Bürgernähe durch Client-Server-Technik

Die Behörden sind mit ihrer Standardsoftware unzufrieden

07.06.1996

Die DV-Verantwortlichen in den Behörden von Bund, Ländern und Gemeinden sind sich einig: Absoluten Vorrang hat die Einführung verteilter Strukturen im Sinne von Client-Server-Techniken. Deren derzeitiger Anteil von knapp 60 Prozent soll möglichst rasch auf Kosten zentraler DV-Strukturen auf 75 ausgebaut werden. Da die momentane Hardware- und Netzwerk-Ausstattung von den DV-Verantwortlichen überwiegend als zufriedenstellend modern eingeschätzt wird, rechnet insbesondere bei Hardware mehr als ein Drittel mit Budget-Kürzungen.

Handlungsbedarf gibt es vor allem bei der Standardsoftware, die von 44 Prozent der Befragten als veraltet beurteilt wird.

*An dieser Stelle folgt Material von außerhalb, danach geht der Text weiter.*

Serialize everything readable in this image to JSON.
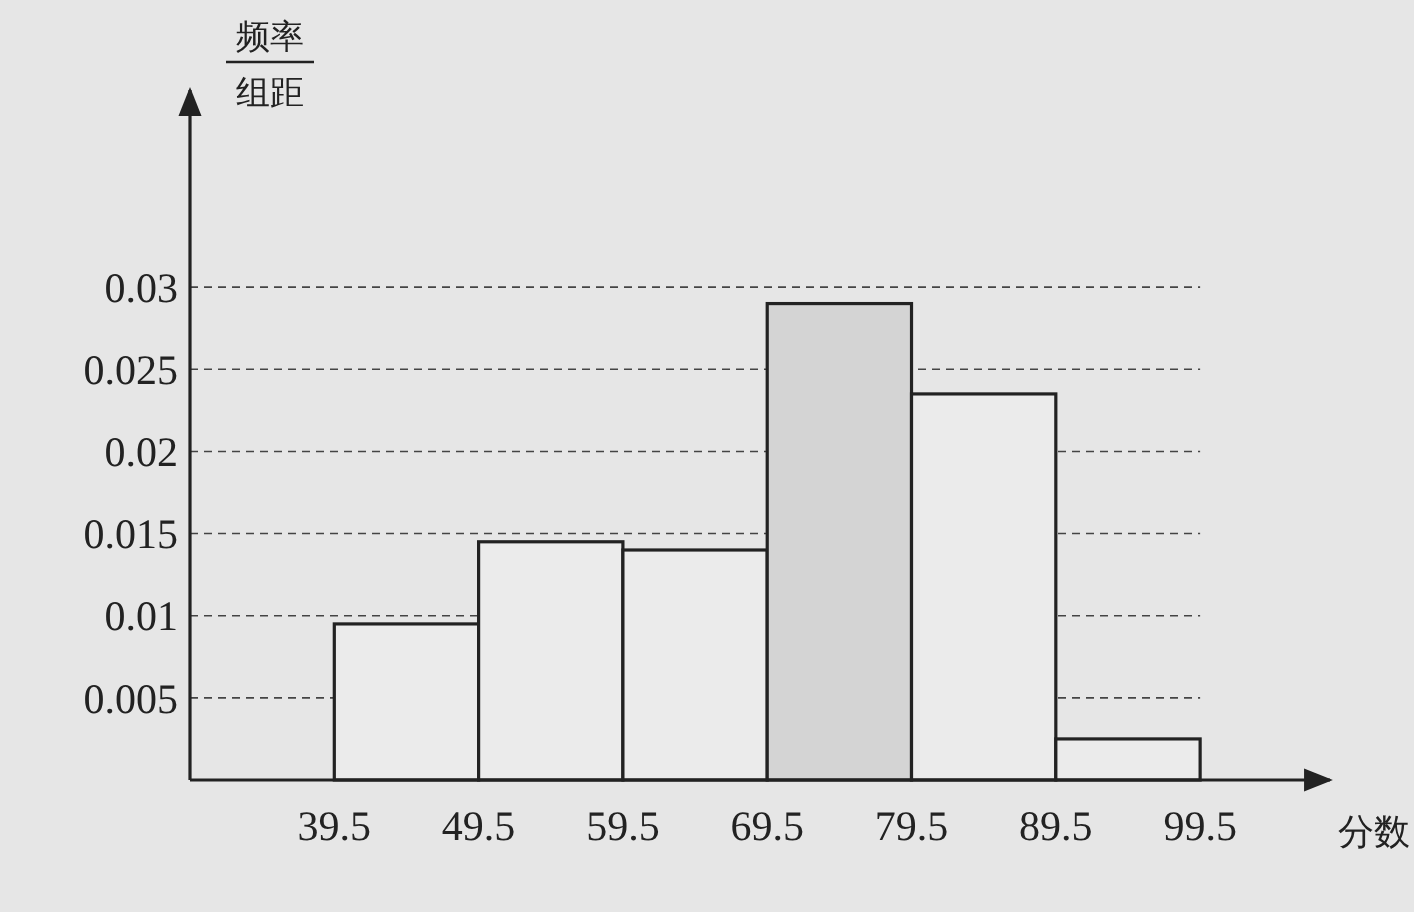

Rund 66 Prozent der Anwender fühlen sich von ihr nur mäßig unterstützt. Das hat seinen Grund, denn nur 15 Prozent der Befragten sind hier mit modernen Produkten ausgestattet. Die Ämter haben den Mangel erkannt und investieren vordringlich in diesem Bereich.

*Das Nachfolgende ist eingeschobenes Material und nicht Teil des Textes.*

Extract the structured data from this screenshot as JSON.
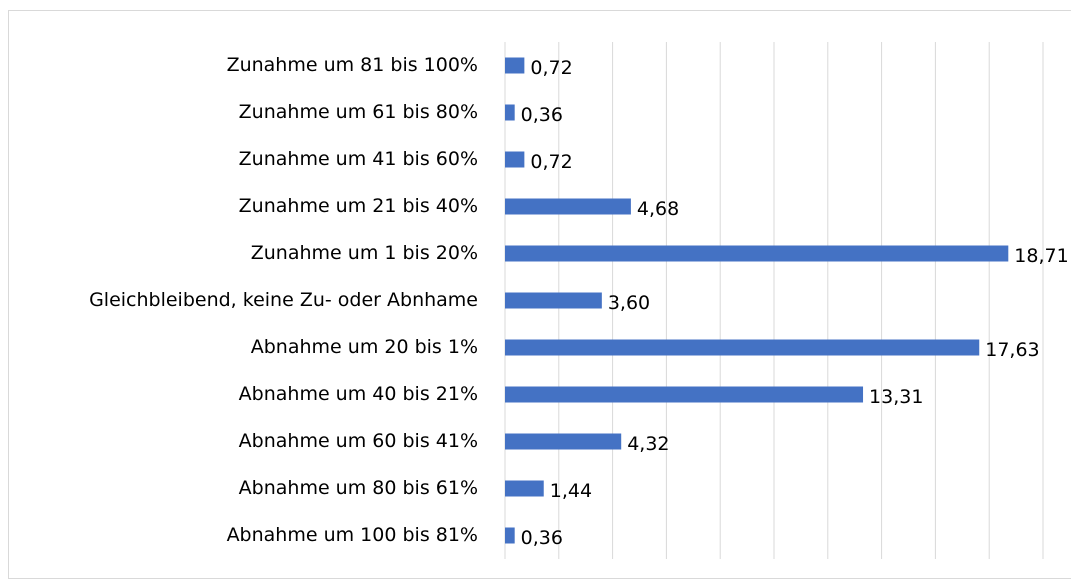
{
  "chart_data": {
    "type": "hbar",
    "categories": [
      "Zunahme um 81 bis 100%",
      "Zunahme um 61 bis 80%",
      "Zunahme um 41 bis 60%",
      "Zunahme um 21 bis 40%",
      "Zunahme um 1 bis 20%",
      "Gleichbleibend, keine Zu- oder Abnhame",
      "Abnahme um 20 bis 1%",
      "Abnahme um 40 bis 21%",
      "Abnahme um 60 bis 41%",
      "Abnahme um 80 bis 61%",
      "Abnahme um 100 bis 81%"
    ],
    "values": [
      0.72,
      0.36,
      0.72,
      4.68,
      18.71,
      3.6,
      17.63,
      13.31,
      4.32,
      1.44,
      0.36
    ],
    "value_labels": [
      "0,72",
      "0,36",
      "0,72",
      "4,68",
      "18,71",
      "3,60",
      "17,63",
      "13,31",
      "4,32",
      "1,44",
      "0,36"
    ],
    "color": "#4472c4",
    "xlim": [
      0,
      20
    ],
    "xticks": [
      0,
      2,
      4,
      6,
      8,
      10,
      12,
      14,
      16,
      18,
      20
    ],
    "grid": true
  }
}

Das Urteil über die Individual-Software fällt positiver aus. Sie wird zwar nur von einem Viertel als modern, immerhin aber von 64 Prozent als zeitgemäß betrachtet. Wenig Klagen gibt es auch bei der Bürokommunikation. Deren Funktionalität wird von 67 Prozent der DV-Techniker als ausreichend und von 52,6 als zeitgemäß bewertet.

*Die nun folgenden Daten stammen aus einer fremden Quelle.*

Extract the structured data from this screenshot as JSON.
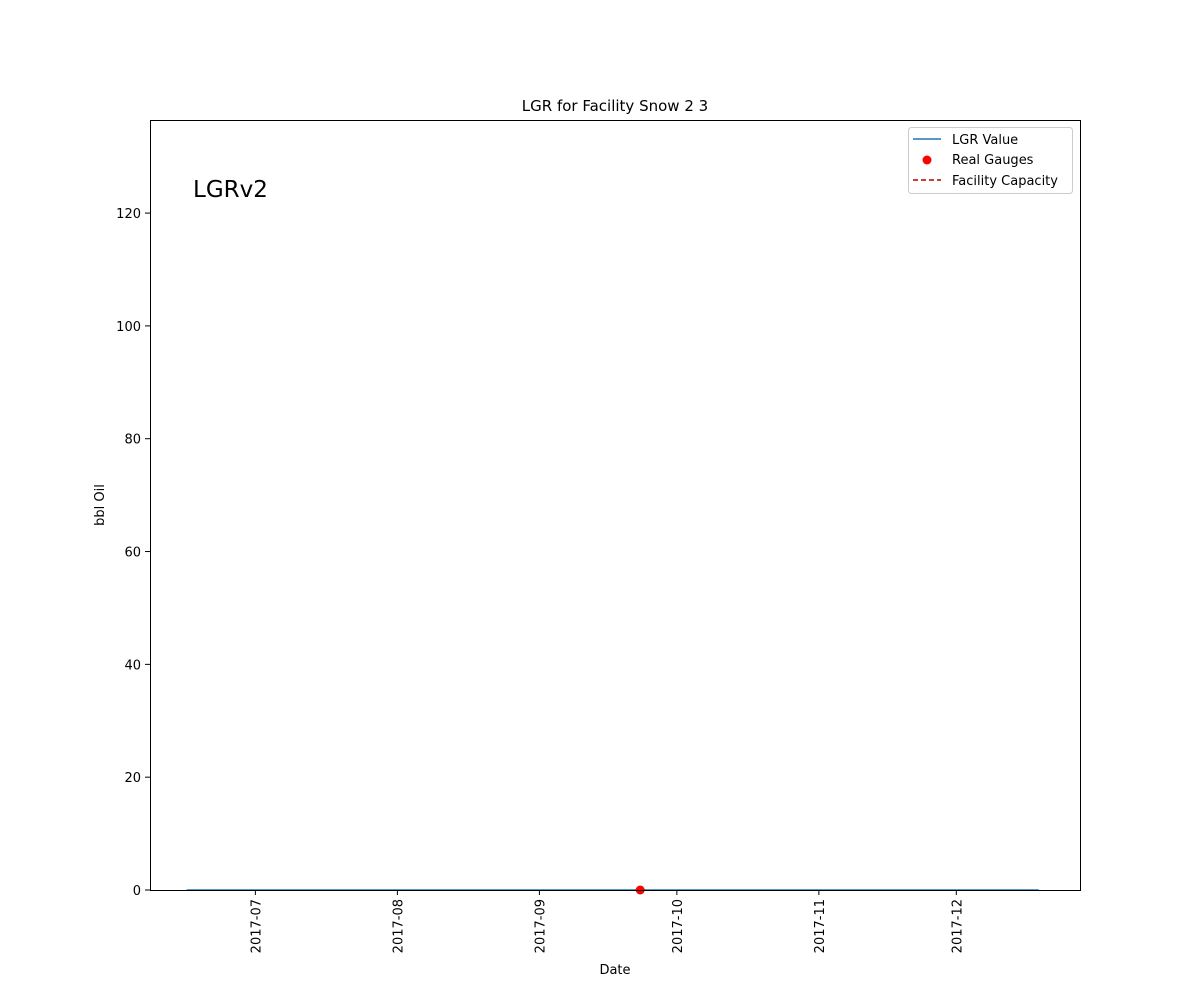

Besonders modern geben sich die Behörden im Bereich Datenbanken. Die zu rund 90 Prozent mit relationalen Datenbanksystemen ausgestatteten DV-Abteilungen planen den sukzessiven Einstieg in verteilte und Objekt-Techniken. Bei den Programmiersprachen streben 33,9 Prozent der Befragten den Einsatz von 4GL-Systemen an, weitere 66,1 Prozent die Verwendung objektorientierter Sprachen.

Trotz dieser Trends geht es den DV-Abteilungen der öffentlichen Hand weniger um Modernisierung als, so rund 70 Prozent der Beteiligten, um höhere Effizenz, Dynamisierung und Integration von Verwaltungsvorgängen (45 Prozent) und mehr Bürgernähe (40 Prozent).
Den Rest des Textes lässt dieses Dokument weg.